I love to bite off more than I can chew when I’m ice climbing. On rock, I question if a pitch is possible and how much gear would be lost from bailing. But on ice there is no debate and no worries about losing gear. Why? Because as long as there is enough ice, a climber can simply drill a V-thread and rap back to the ground. Whether retreating from a single pitch or escaping a mountain epic, a V-thread tool is an essential part of every ice climber’s kit.
When it comes to V-thread tools Black Diamond’s First Shot is the most advanced. It is the first V-threader that cannot be replaced with a pocket knife and a piece of wire. And the only tool with a guidance system for quick and easy V-thread creation. Shaped like a large Swiss-Army knife the First Shot unfolds to hold two ice screws at a precise angle. This angle guarantees that if both screws are fully extended, into the ice, their paths will intersect. Press it against flat ice, screw one screw in as far as it will go, back it out a bit, put in the second screw and voila a perfect V-thread. Unfold the hooked arm from the body, pull the rope or cordelette through the screw holes, and you’re ready to rap. The First Shot accommodate screws of 16-, 19- and 22-centimeter lengths, and the bottom of the hook arm features a serrated knife-edge useful for cutting webbing. However, when I first picked up a First Shot, my inner Luddite recoiled. For years I’ve used a relatively simple fishhook-shaped metal tool and, in comparison, the First Shot seemed big and heavy. What type of moron can’t line up two screws on their own?
It turned out I was exactly that moron as my frozen hands drilled yet another hole into a very finite chunk of ice. A quick end-of-the-day solo on an easy climb had turned spicy when the snow separating the ice bulges began to fracture and slide. Once on the ground the First Shot went onto the back of my harness, where it stayed for the rest of the season. But my feelings about the tool were mixed. In that situation being able to guide my screws on the first attempt and not waste ice would have been very helpful. But as the season progressed I found that even as I used the First Shot I still created a lot of V-threads without using the guidance assistance, like when trying to take advantage of a large icicle or unusually thick flow. One annoying thing I realized my first day using the First Shot is that I usually only carry one 22cm screw. The First Shot works best with two screws of the same length. (It is possible to drill one 22cm screw in, back it out, put in a shorter screw to hold the First Shot in place and then drive the 22cm back in from the other side.) So on occasion I settled for shallower threads when I couldn’t borrow my partners’ long screws, and was too cold to take the time to place and remove the 22cm.
Now, a year later, my thinking about the First Shot has changed. At first I thought it was too heavy, but after adjusting it in subzero temperatures, I don’t think it’s heavy enough. In the cold the plastic body feels brittle. It never broke or failed nor did it inspire much confidence.
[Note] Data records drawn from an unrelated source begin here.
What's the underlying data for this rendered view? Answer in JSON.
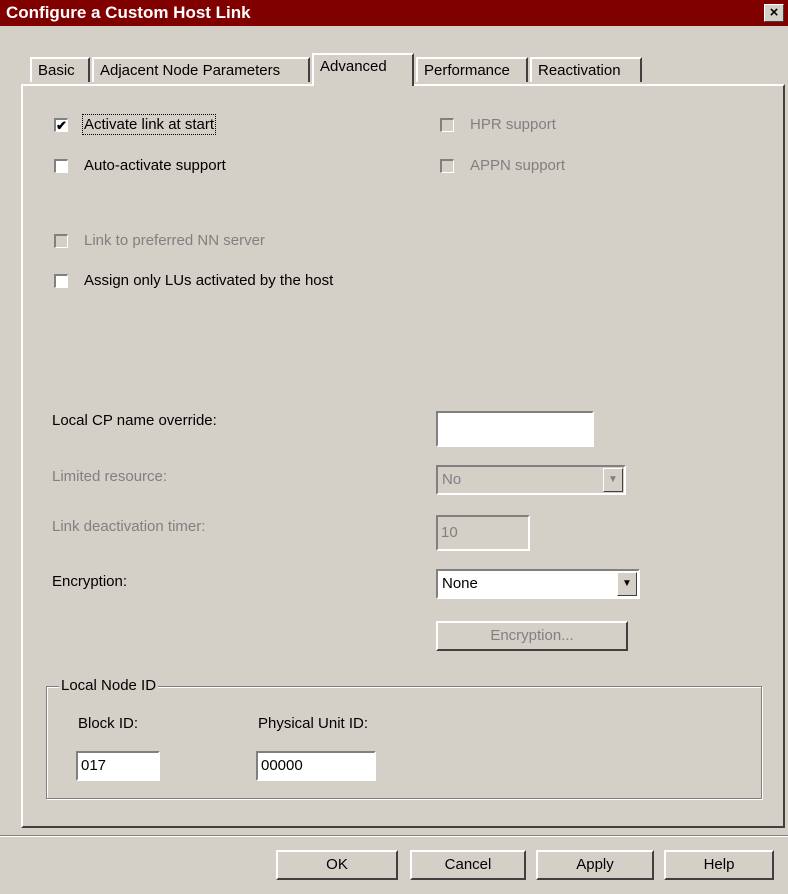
{
  "window": {
    "title": "Configure a Custom Host Link",
    "close_label": "×"
  },
  "tabs": [
    {
      "label": "Basic"
    },
    {
      "label": "Adjacent Node Parameters"
    },
    {
      "label": "Advanced"
    },
    {
      "label": "Performance"
    },
    {
      "label": "Reactivation"
    }
  ],
  "active_tab": "Advanced",
  "checkboxes": {
    "activate_link": {
      "label": "Activate link at start",
      "checked": true,
      "enabled": true
    },
    "auto_activate": {
      "label": "Auto-activate support",
      "checked": false,
      "enabled": true
    },
    "hpr": {
      "label": "HPR support",
      "checked": false,
      "enabled": false
    },
    "appn": {
      "label": "APPN support",
      "checked": false,
      "enabled": false
    },
    "link_preferred": {
      "label": "Link to preferred NN server",
      "checked": false,
      "enabled": false
    },
    "assign_lus": {
      "label": "Assign only LUs activated by the host",
      "checked": false,
      "enabled": true
    }
  },
  "fields": {
    "local_cp": {
      "label": "Local CP name override:",
      "value": ""
    },
    "limited_resource": {
      "label": "Limited resource:",
      "value": "No"
    },
    "link_deactivation": {
      "label": "Link deactivation timer:",
      "value": "10"
    },
    "encryption": {
      "label": "Encryption:",
      "value": "None"
    }
  },
  "encryption_button": "Encryption...",
  "local_node": {
    "group_label": "Local Node ID",
    "block_id_label": "Block ID:",
    "block_id_value": "017",
    "pu_id_label": "Physical Unit ID:",
    "pu_id_value": "00000"
  },
  "buttons": {
    "ok": "OK",
    "cancel": "Cancel",
    "apply": "Apply",
    "help": "Help"
  },
  "colors": {
    "titlebar": "#800000",
    "face": "#d4d0c8"
  }
}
The First Shot is the only tool that can guide screws into V-thread position without the climber “eyeballing” them. But if the ice does not present enough of a flat surface to work with then the guiding tongs of the First Shot are extraneous and the tool performs as well as any other non-guiding system.
But after using the First Shot I want more. (If any Black Diamond folks are reading this…) The First Shot should be bigger and more of an ice climber’s multi-tool. What would be ideal is to add a full sized knife blade and a fold out wrench for switching out picks in the field. Add a file tool into that and the First Shot would be exceptional.
The real question is whether the plug-and-play ease of V-threading with the First Shot is worth 30 dollars. If your alternative is searching a garage for wire or mechanic’s grabbers then your money will be better spent on a cheap screw or beer. If you need a V-thread tool but are turned off by the First Shot’s price or weight, then I should point out that Grivel’s Candela costs just 23 dollars but lacks the guidance, as does C.A.M.P.’s 18-dollar Scorpio. As someone who carries a couple pitons with them when ice climbing for extreme emergencies, the weight is negligible.
But climbers have long used coat-hangers, mechanic’s grabbers and other homemade devices for creating V-threads. As a climber who knows that often times the MSRP is the most important part of a review I have a hard time saying that you should throw out your current tool in favor of the First Shot.That said the First Shot is the Cadillac of V-thread tools. For anyone in the market for one of these devices this is the tool to get.
Pros: guides your screws to a perfect V-thread on flat ice; hooking arm folds into the body; useful saw blade for cutting webbing.
Cons: costs about as much as a cheap ice screw.